My New Home

Friday, May 20, 2011

I Moved

I don't blog here anymore. That's true on a number of levels as I haven't been nearly as consistent as I wanted to be over the last few years, really. But from this point on, it's true with finality. I decided I would no longer divide myself into a hundred different blogging entities. Now it's just a couple.

So if you care to stay up-to-date with all things me, adamkellogg.com is the place to fulfill that most bizarre of desires. This week's playlist just done got posted. I hope you'll check it out and enjoy.

And most of all, I hope you know how thankful I am that you ever decided to read anything I wrote in the first place. If not, I'll tell you: really, really, really thankful.

Friday, May 13, 2011

Friday, May 06, 2011

Friday Playlist: Mother's Day Edition

This is three posts in a row right now with nothing but playlists. I'm disappointed by that but also glad I'm at least posting something here to keep this particular pool of ideas from being overrun by algae. I want to post a lot of things, but I just haven't taken the time to let anything crystallize.

In addition to the playlist, though, I do want to express my excitement for tomorrow's event, Listen to Your Mother at 7:00 at the historic Memorial Opera House in downtown Valparaiso. It is produced, directed, emceed, and overall inspired by my friend Stephanie, who I've known in three distinct lives. It's true.

When people ask what this event is, the best way I know how to answer is: Awesome. When they press me for more details, I say it's really awesome.

Then I say that it is a dozen local writers reading short (like 5 minutes or so) pieces about mothers, motherhood, momness. Each one is different, although I have enjoyed every single one immensely every time I heard them. I feel privileged to be a part of it, especially since I'm a dude who could (and maybe should) have been easily dismissed as not mommy enough. Fortunately for me, I have a truly wonderful mother who definitely does deserve to be a part of this. Since I'll be reading something about her, I don't feel so out of place.

The other thing that makes me feel so glad and welcomed is just how amazing the other writers in this show are (I'm not the only guy, either, for which I'm grateful; Patrick is awesome). It's not that I feel I deserve to be in such fine company, it's just that they're so great and so much fun, I don't feel the least bit guilty coming along for the ride. I'm just not going to look that gift horse in the mouth . . . whatever that means, I'm not doing it.

I'm also really excited/nervous to meet face to face with people I've met only on twitter. It should be fun. Or completely frightening. Either way, not boring. And of course I'm excited for my mom to hear what I wrote and remembered and embellished and genuinely feel. I hope the experience, however minor, serves as a nice Mother's Day gift to her . . . because I really don't want to have to shop.

Without further ado (wait, how about just a little more ado . . . okay, thank you) here's this week's playlist full of mom-related music.

Thursday, April 21, 2011

Role Model

It's funny, Addison's going on a field trip today. And it's not the type where they go across town and look at flowers or pumpkins or Christmas trees. It's the kind where he's got to ride in a bus for an hour. A lot of parents (and maybe one of the ones in this house) are pretty nervous about sending their kids so far away, but I'm not at all. Should I be? Eh, he's fine. The truly frightening moments for me come when he's with me.

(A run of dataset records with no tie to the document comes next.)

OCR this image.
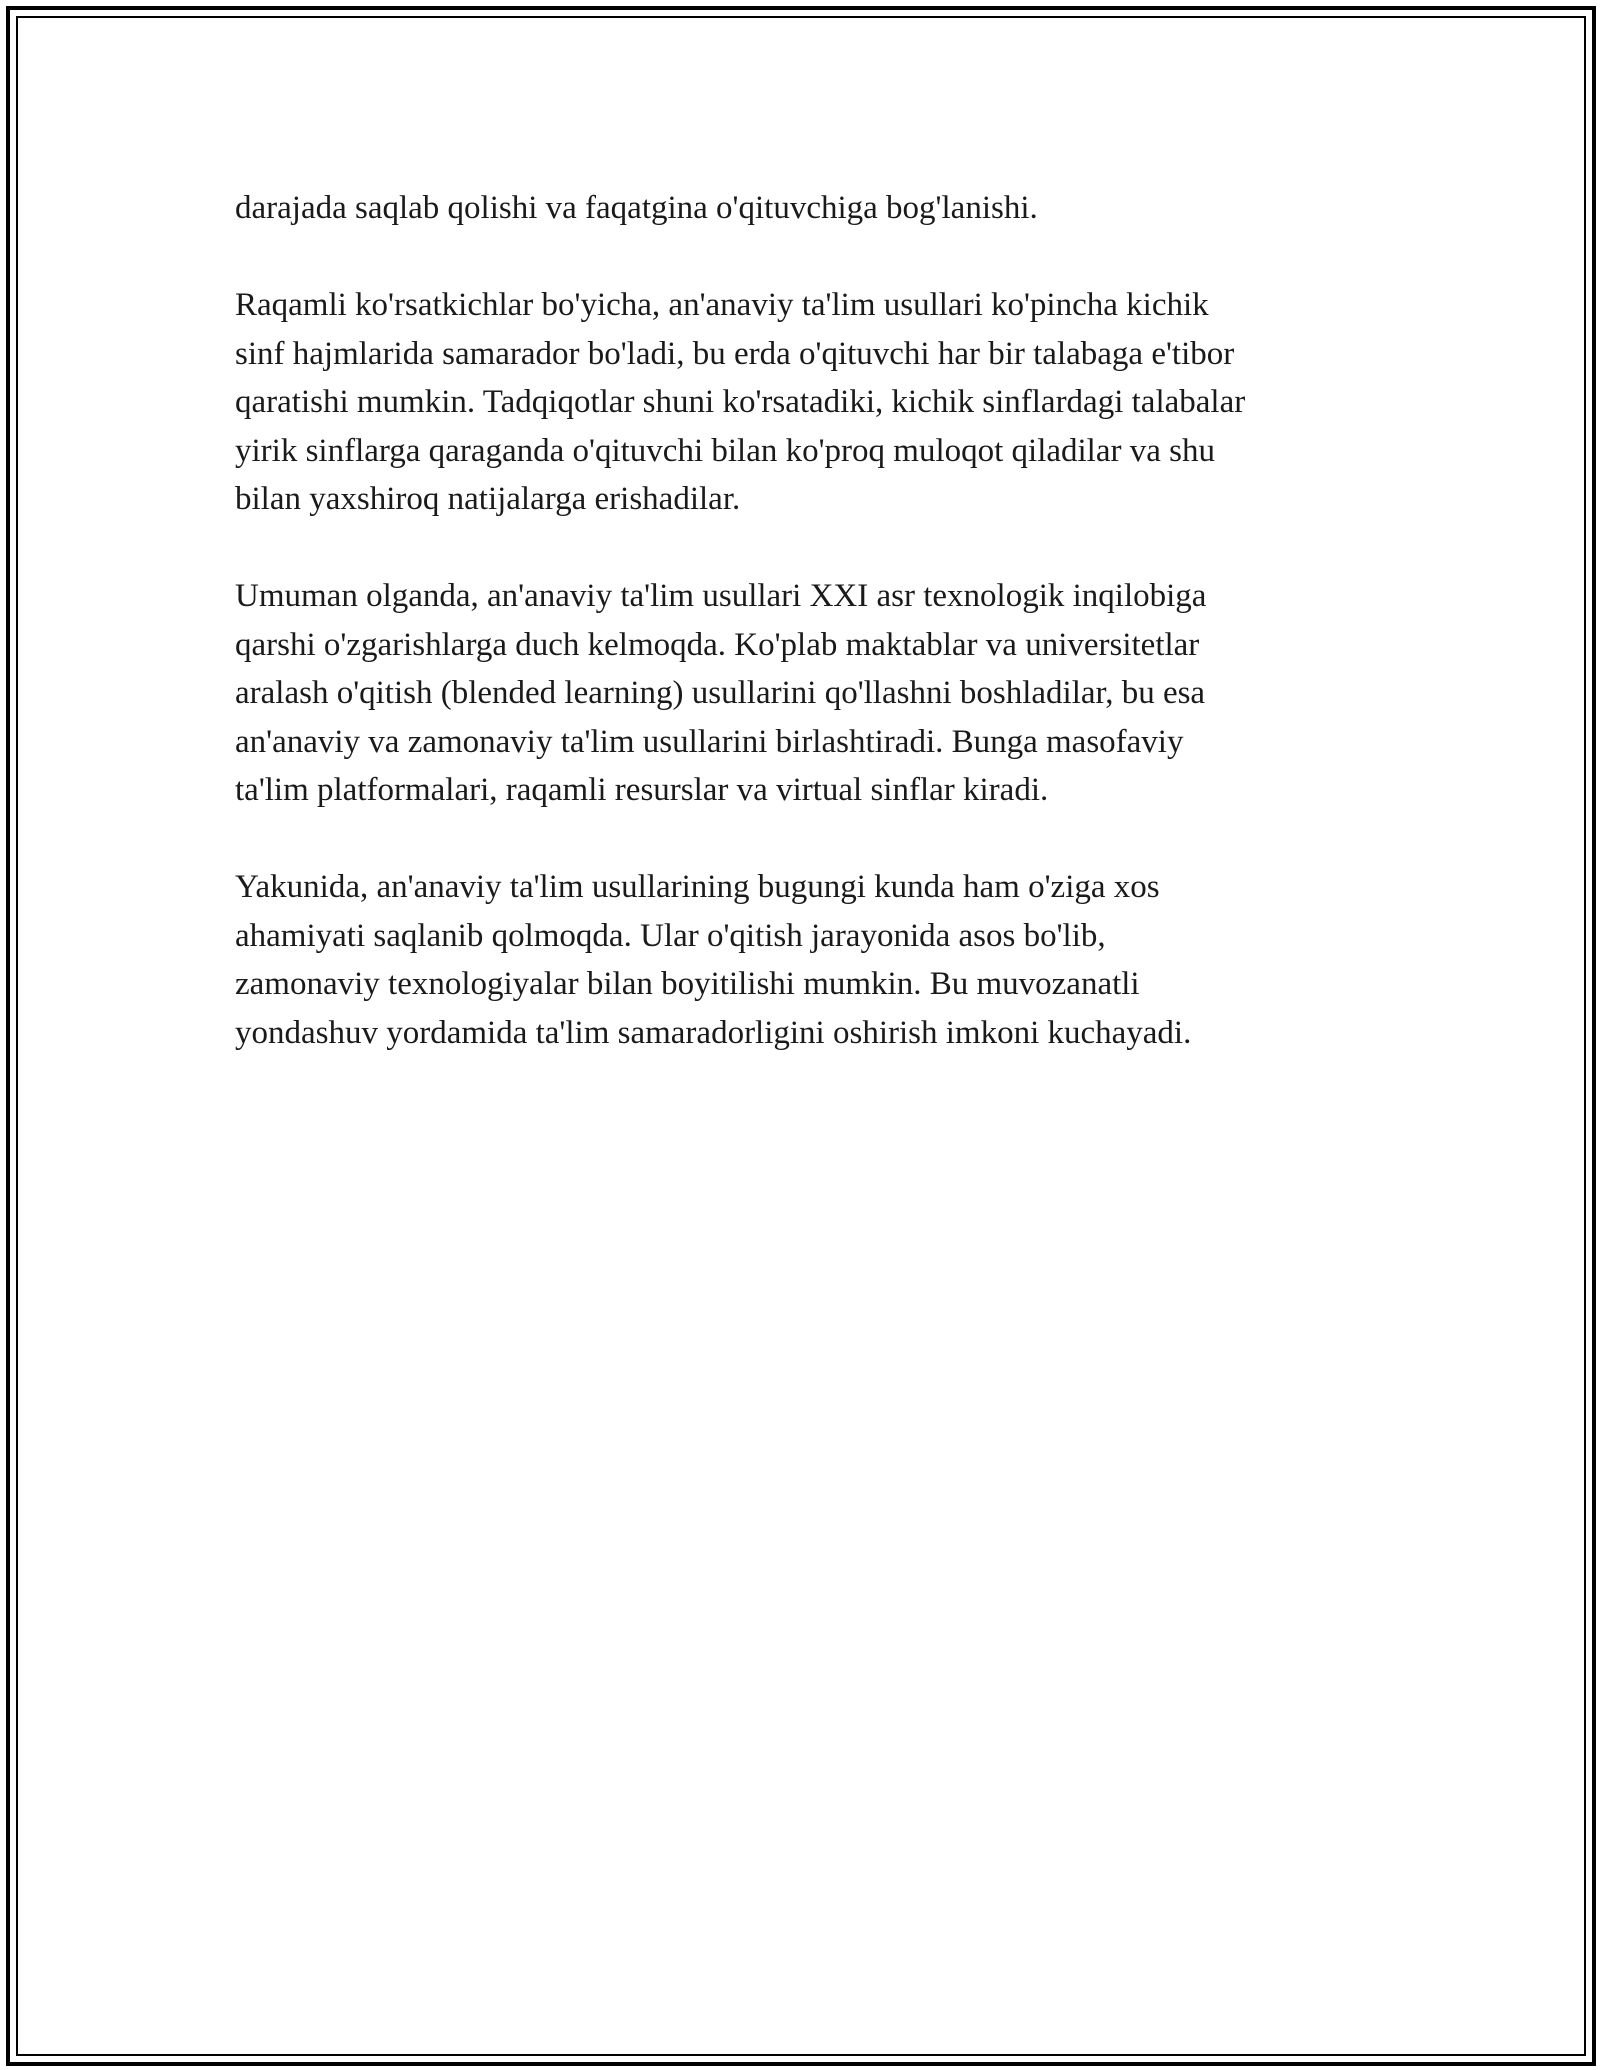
darajada saqlab qolishi va faqatgina o'qituvchiga bog'lanishi.

Raqamli ko'rsatkichlar bo'yicha, an'anaviy ta'lim usullari ko'pincha kichik
sinf hajmlarida samarador bo'ladi, bu erda o'qituvchi har bir talabaga e'tibor
qaratishi mumkin. Tadqiqotlar shuni ko'rsatadiki, kichik sinflardagi talabalar
yirik sinflarga qaraganda o'qituvchi bilan ko'proq muloqot qiladilar va shu
bilan yaxshiroq natijalarga erishadilar.

Umuman olganda, an'anaviy ta'lim usullari XXI asr texnologik inqilobiga
qarshi o'zgarishlarga duch kelmoqda. Ko'plab maktablar va universitetlar
aralash o'qitish (blended learning) usullarini qo'llashni boshladilar, bu esa
an'anaviy va zamonaviy ta'lim usullarini birlashtiradi. Bunga masofaviy
ta'lim platformalari, raqamli resurslar va virtual sinflar kiradi.

Yakunida, an'anaviy ta'lim usullarining bugungi kunda ham o'ziga xos
ahamiyati saqlanib qolmoqda. Ular o'qitish jarayonida asos bo'lib,
zamonaviy texnologiyalar bilan boyitilishi mumkin. Bu muvozanatli
yondashuv yordamida ta'lim samaradorligini oshirish imkoni kuchayadi.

One of the scariest realizations I've ever come to as a father was when I saw how determined Addison was to imitate me. I would make him laugh, he'd try to make other people laugh. I like the Cubs, he'd say he liked the Cubs. He'd wake me in the morning to see I slept without a shirt, off went his shirt. I'd lose my temper, he'd do the same. It's not always cute.

By the time Colin came around, I knew the drill. I had to stay on my best behavior at all times. (Right. That happens.) But I knew that there was a strong possibility there would be two mini-me's running around. Only I was dead wrong. Colin doesn't imitate me (not nearly as much as I expected). No, Colin . . . imitates Addison. Addison likes Transformers, Colin loves Transformers. Addison sleeps with his sleeping bag on his bed, Colin does the same. Addison plays games on the Wii, Colin watches intently. (Sometimes this flattery annoys the living crap out of Addison, but that's another story.)

Basically, seeing someone who patterns himself after me develop a behavior clone of his own reminds me of this development from the movie Multiplicity, in which Michael Keaton's character, Doug, discovers that one of his clones has cloned a clone.



I don't mean Colin puts pizza in his wallet. It's just that now I'm realizing that any personality defects I may have passed on to Addison are only going to multiply as Colin learns to imitate them. This probably means I'm going to have to actively involve myself in my sons' lives to try to help them develop normally or something. I should get on that.

Friday, April 15, 2011

Friday Playlist

No, I'm not doing a tax theme. Who wants to hear music about taxes?